4. We fail to understand the course adopted by the High Court. Even if respondent No. 1 was not a partnership firm but was a business owned by respondent No. 2, there was no reason why the High Court could not have proceeded with the hearing of the appeal in order to find out whether respondent No. 2 was liable to pay any money to the appellant herein. It was not the case of the defendants in the suit that any one other than respondent Nos. 2 and 3 had any interest in respondent No. 1. If respondent No. 1 was a duly constituted partnership firm., as was the case of the appellant herein, then respondent Nos 2 and 3 were stated to be its partners. Assuming the appellant was wrong, the case of the defendants themselves was that it is respondent No. 2. How was the sole proprietor of respondent No. 1. Even if this be the case, respondent No. 2 was a defendant in the suit which had been filed by the appellant and if the appellant had succeeded as it did before the trial court, a decree was liable to be passed against defendant No. 2. To put it differently, if the appellant had made out his case on merits, then defendant No. 2 was liable whether as a partner or as a sole proprietor of defendant No. 1. There was, therefore, no need for the High Court to set aside the trial court’s judgment and remit the case. The High Court, therefore, fell in error.

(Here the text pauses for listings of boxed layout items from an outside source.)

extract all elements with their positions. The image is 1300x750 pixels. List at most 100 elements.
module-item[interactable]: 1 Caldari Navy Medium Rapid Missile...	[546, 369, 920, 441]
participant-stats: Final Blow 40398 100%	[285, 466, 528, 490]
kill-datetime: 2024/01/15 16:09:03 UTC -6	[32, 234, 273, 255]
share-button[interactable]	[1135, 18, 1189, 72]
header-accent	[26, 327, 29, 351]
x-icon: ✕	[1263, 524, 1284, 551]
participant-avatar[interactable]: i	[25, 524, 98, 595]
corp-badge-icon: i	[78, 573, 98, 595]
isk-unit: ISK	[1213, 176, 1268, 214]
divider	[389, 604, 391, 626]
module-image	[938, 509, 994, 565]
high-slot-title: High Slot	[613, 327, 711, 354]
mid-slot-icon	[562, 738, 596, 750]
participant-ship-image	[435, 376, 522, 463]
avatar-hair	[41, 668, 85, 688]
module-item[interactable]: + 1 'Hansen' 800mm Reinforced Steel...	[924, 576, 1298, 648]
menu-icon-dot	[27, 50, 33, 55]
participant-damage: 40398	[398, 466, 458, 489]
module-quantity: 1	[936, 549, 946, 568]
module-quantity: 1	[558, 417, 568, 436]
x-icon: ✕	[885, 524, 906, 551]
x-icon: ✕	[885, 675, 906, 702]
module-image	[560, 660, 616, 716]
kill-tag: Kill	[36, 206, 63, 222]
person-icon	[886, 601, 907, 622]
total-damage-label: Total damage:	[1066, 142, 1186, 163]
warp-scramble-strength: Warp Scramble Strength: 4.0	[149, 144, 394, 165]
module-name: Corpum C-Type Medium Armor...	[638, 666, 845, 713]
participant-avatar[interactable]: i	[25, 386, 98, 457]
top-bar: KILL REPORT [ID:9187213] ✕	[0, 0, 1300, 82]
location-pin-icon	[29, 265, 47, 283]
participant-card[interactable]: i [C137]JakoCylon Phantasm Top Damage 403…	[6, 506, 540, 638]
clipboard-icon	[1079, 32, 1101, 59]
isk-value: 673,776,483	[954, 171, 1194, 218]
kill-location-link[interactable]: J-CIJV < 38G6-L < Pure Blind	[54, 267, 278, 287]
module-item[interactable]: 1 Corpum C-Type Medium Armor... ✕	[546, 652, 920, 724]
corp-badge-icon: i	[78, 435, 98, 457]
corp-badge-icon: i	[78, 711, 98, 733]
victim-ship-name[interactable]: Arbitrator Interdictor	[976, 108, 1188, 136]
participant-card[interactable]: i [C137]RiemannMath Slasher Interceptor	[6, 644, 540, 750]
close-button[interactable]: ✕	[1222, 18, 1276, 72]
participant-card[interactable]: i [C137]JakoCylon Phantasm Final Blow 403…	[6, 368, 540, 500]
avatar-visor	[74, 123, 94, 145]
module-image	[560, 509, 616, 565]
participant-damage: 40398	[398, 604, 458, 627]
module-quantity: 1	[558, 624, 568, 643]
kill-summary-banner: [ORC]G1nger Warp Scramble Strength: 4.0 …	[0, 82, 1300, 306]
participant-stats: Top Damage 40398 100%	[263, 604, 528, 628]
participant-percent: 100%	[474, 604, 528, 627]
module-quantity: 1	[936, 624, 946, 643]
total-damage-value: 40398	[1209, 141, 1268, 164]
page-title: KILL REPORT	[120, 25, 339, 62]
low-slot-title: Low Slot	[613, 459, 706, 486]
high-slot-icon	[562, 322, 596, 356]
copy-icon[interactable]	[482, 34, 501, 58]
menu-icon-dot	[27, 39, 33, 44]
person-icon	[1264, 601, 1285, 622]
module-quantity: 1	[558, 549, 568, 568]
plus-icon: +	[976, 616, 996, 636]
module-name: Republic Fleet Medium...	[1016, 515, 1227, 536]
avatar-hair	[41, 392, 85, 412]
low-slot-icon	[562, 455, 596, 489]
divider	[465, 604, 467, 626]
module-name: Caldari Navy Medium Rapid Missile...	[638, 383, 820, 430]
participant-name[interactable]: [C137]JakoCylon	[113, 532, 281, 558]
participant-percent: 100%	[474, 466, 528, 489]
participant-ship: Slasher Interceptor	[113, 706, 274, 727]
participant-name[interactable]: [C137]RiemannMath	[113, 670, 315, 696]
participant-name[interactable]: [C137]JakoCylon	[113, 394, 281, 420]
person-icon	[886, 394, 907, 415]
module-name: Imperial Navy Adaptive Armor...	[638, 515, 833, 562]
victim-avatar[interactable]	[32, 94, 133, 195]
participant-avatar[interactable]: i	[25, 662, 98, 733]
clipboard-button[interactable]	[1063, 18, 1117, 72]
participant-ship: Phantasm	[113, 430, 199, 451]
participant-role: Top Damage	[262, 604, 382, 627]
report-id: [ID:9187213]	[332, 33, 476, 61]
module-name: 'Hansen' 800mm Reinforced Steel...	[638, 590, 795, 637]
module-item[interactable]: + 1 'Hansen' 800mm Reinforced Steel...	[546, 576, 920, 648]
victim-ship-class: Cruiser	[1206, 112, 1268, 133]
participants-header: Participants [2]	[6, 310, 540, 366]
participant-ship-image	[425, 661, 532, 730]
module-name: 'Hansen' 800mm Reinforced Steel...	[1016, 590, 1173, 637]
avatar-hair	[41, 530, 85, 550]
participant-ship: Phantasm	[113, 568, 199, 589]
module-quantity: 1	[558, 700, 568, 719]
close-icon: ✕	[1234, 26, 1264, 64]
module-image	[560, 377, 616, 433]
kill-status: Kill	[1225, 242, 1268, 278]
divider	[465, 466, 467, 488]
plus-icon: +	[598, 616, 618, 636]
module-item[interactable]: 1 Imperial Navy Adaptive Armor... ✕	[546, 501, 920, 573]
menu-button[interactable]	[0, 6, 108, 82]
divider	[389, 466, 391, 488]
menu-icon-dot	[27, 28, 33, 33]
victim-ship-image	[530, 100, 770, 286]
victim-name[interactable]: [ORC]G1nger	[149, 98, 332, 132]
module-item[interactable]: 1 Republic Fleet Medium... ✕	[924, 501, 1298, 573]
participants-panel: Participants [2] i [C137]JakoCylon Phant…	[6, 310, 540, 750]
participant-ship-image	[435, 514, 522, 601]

5. The High Court did not consider other contentions which were raised by the respondents herein. We, therefore, allow this appeal, set aside the judgment of the High Court and direct it to hear the appeal being A.S. No. 711/81 along with cross objections de novo. It will be open to the appellant herein to contend that apart from respondent No. 2, the other respondent, namely, respondents No. 3 is also liable.
6. Parties shall bear their own costs.